Prolog

44 2 0
                                    

"Dalam semesta yang Aku ciptakan, Kamu adalah segala yang paling ingin Aku jaga".

Amerta

___________________

Dengan badan gemetar, perempuan bertubuh mungil itu melajukan motornya dengan kecepatan penuh, ia sudah tidak berpikir jernih, kejadian menyakitkan tadi sungguh menguras seluruh energinya, ia hanya ingin cepat sampai pada tujuan.

Kemudian dengan cepat ia menepikan motornya kearah taman yang berada di tepian kota yang tampak sudah sangat sepi, sisa ia dan beberapa pedagang kaki lima disana yang sedang membereskan peralatan dagangannya. Ia tidak ingin memaksa, seluruh tubuhnya terasa sangat lemas, tidak berdaya. Tidak mungkin ia tetap menerobos pulang dengan jarak tempuh yang masih lumayan jauh dengan keadaan seperti itu, bisa mati konyol dirinya.

Ia melangkahkan kakinya dengan lemas kearah salah satu bangku taman yang dirasa cukup sepi dan tidak terjangkau dari para pedagang tadi. Air mata masih keluar dari matanya, ia menghembuskam nafas lelah, ternyata lagi-lagi ia merasakan sakitnya patah hati.

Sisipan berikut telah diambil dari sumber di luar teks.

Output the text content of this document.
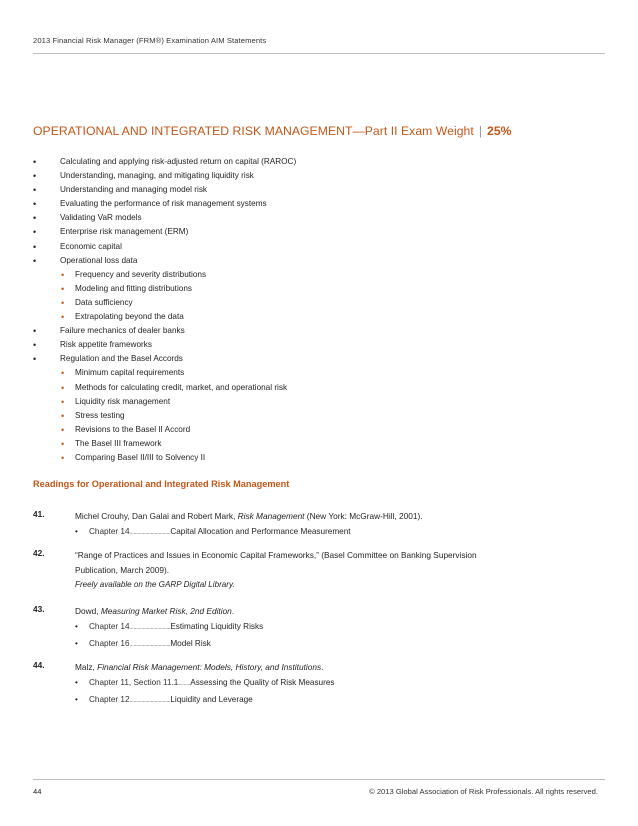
2013 Financial Risk Manager (FRM®) Examination AIM Statements
OPERATIONAL AND INTEGRATED RISK MANAGEMENT—Part II Exam Weight | 25%
•	Calculating and applying risk-adjusted return on capital (RAROC)
•	Understanding, managing, and mitigating liquidity risk
•	Understanding and managing model risk
•	Evaluating the performance of risk management systems
•	Validating VaR models
•	Enterprise risk management (ERM)
•	Economic capital
•	Operational loss data
• Frequency and severity distributions
• Modeling and fitting distributions
• Data sufficiency
• Extrapolating beyond the data
•	Failure mechanics of dealer banks
•	Risk appetite frameworks
•	Regulation and the Basel Accords
• Minimum capital requirements
• Methods for calculating credit, market, and operational risk
• Liquidity risk management
• Stress testing
• Revisions to the Basel II Accord
• The Basel III framework
• Comparing Basel II/III to Solvency II
Readings for Operational and Integrated Risk Management
41.	Michel Crouhy, Dan Galai and Robert Mark, Risk Management (New York: McGraw-Hill, 2001).
• Chapter 14...............................Capital Allocation and Performance Measurement
42.	“Range of Practices and Issues in Economic Capital Frameworks,” (Basel Committee on Banking Supervision
Publication, March 2009).
Freely available on the GARP Digital Library.
43.	Dowd, Measuring Market Risk, 2nd Edition.
• Chapter 14...............................Estimating Liquidity Risks
• Chapter 16...............................Model Risk
44.	Malz, Financial Risk Management: Models, History, and Institutions.
• Chapter 11, Section 11.1.........Assessing the Quality of Risk Measures
• Chapter 12...............................Liquidity and Leverage
44	© 2013 Global Association of Risk Professionals. All rights reserved.
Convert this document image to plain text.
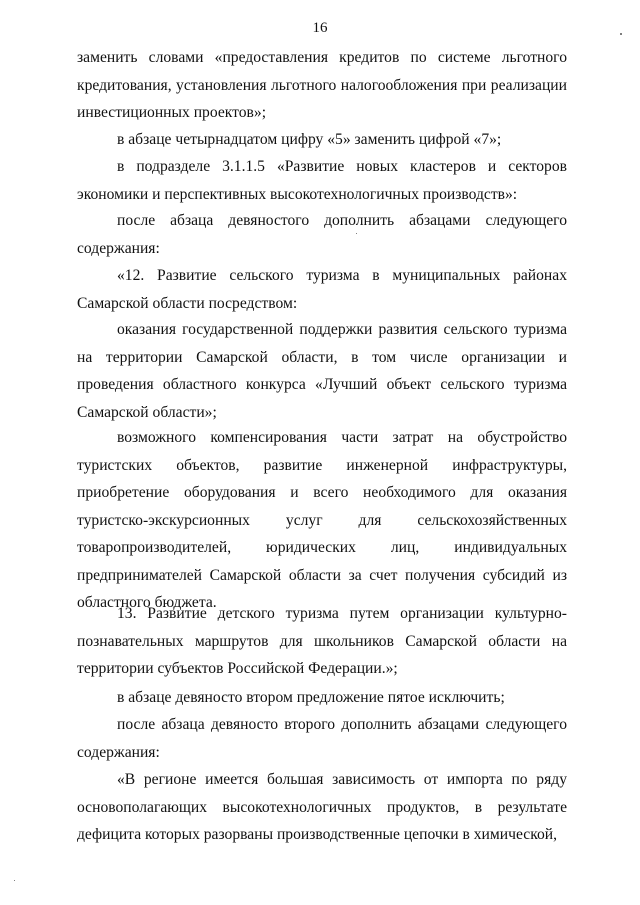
16

заменить словами «предоставления кредитов по системе льготного кредитования, установления льготного налогообложения при реализации инвестиционных проектов»;

в абзаце четырнадцатом цифру «5» заменить цифрой «7»;

в подразделе 3.1.1.5 «Развитие новых кластеров и секторов экономики и перспективных высокотехнологичных производств»:

после абзаца девяностого дополнить абзацами следующего содержания:

«12. Развитие сельского туризма в муниципальных районах Самарской области посредством:

оказания государственной поддержки развития сельского туризма на территории Самарской области, в том числе организации и проведения областного конкурса «Лучший объект сельского туризма Самарской области»;

возможного компенсирования части затрат на обустройство туристских объектов, развитие инженерной инфраструктуры, приобретение оборудования и всего необходимого для оказания туристско-экскурсионных услуг для сельскохозяйственных товаропроизводителей, юридических лиц, индивидуальных предпринимателей Самарской области за счет получения субсидий из областного бюджета.

13. Развитие детского туризма путем организации культурно-познавательных маршрутов для школьников Самарской области на территории субъектов Российской Федерации.»;

в абзаце девяносто втором предложение пятое исключить;

после абзаца девяносто второго дополнить абзацами следующего содержания:

«В регионе имеется большая зависимость от импорта по ряду основополагающих высокотехнологичных продуктов, в результате дефицита которых разорваны производственные цепочки в химической,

Fany, namanya Fany. Perempuan bertubuh kecil itu saaat ini sedang menerawang kembali mengingat kejadian tadi...

__________________

Dengan tergesa Fany keluar dari rumah itu, berdiam didepan motornya yang terparkir diluar rumah bernuansa merah hitam yang sering ia datangi itu. Ia menatap nanar kepada dirinya sendiri, mempertanyakan apa kesalahannya hingga mengalami hal yang diluar keinginannya ini terjadi. Ia melihat sesuatu yang benar-benar bisa mengakhiri seluruh kepercayaan dan usahanya yang selama ini ia coba dengan seluruh tenaganya.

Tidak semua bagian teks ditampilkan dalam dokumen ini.